During his meeting in November, “there were indications that the … North Koreans would be prepared to deal in specifics at the coming round,” Hill said.

“The Chinese have also been in direct contact with the North Koreans on several occasions and they also have reason to believe that we will see some specific ideas for moving ahead,” he added.

Hill declined to say what specific actions Washington expects of Pyongyang, Reuters reported (Mohammed/Pleming, Reuters/Washington Post, Dec. 13).

Proposals floated at the November meeting included halting work at the Yongbyon nuclear reactor, allowing international nuclear inspectors back into the country, and shuttering North Korea’s nuclear testing site, Asian diplomats and U.S. officials told the Washington Post.

“They understand that that was suggested, and we have to see some early results,” a senior Bush administration official said.

There is significant skepticism among U.S. officials and analysts that Pyongyang is ready to undo its nuclear weapons effort.  However, China’s clear displeasure with North Korea’s Oct. 9 nuclear test could be an important new factor in the negotiations, according to some officials.  Beijing is the country’s last major supporter (Glenn Kessler, Washington Post, Dec. 14).
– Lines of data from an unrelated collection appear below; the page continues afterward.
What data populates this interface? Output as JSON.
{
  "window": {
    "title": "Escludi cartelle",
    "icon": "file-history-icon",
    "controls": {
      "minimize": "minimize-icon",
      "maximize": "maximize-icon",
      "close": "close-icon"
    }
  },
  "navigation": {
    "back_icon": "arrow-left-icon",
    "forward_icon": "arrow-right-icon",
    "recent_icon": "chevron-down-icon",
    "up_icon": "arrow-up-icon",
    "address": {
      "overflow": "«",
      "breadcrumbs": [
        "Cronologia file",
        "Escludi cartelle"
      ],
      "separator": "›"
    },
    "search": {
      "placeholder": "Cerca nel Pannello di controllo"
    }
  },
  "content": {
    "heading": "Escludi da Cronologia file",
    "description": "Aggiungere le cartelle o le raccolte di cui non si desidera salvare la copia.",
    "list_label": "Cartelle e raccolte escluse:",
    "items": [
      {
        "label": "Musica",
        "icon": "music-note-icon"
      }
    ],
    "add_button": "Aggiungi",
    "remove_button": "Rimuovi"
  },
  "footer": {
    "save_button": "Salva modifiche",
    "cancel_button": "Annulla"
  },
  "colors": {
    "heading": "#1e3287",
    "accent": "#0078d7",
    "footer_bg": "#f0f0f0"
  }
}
There is no set date for the next round of six-party talks in Beijing to end, the Associated Press reported today.  Negotiations could include bilateral and multilateral meetings, according to Chinese Foreign Ministry spokesman Qin Gang.

“As long as we have the will and desire, there can be contact and exchanges in all forms,” he said (Alexa Olesen, Associated Press I/B92-News, Dec. 14).

Meanwhile, New Mexico Governor Bill Richardson is scheduled to meet Friday with two senior North Korean officials in New Mexico to discuss the six-party talks.  The former U.N. ambassador to the United Nations has made five trips to North Korea.

“I believe that we have an opportunity to use diplomacy to end this crisis and bring stability to the Korean Peninsula,” Richardson said.  “I will press the North Koreans to start dismantling their nuclear weapons” (Associated Press II/CNN.com, Dec. 14).

North Korea could have 50 nuclear weapons by 2010, a former South Korean general said yesterday, according to Yonhap.

Jang Joon-ik also said that Pyongyang is likely to have 55 kilograms of weapon-grad plutonium by the end of 2006, enough for 11 20-kiloton weapons (Yonhap News Agency II, Dec. 14).

Elsewhere, the Korean Peninsula Energy Development Organization has agreed to liquidate a $1.65 billion project that was intended to end North Korea’s nuclear program, Agence France-Presse reported today.

The United States in 1994 agreed to give North Korea two light-water nuclear reactors and other economic incentives in exchange for the Stalinist state’s denuclearization.  Washington halted the initiative in 2002, stating that Pyongyang had acknowledged operating a secret uranium enrichment effort (Agence France-Presse/Yahoo!News, Dec. 14).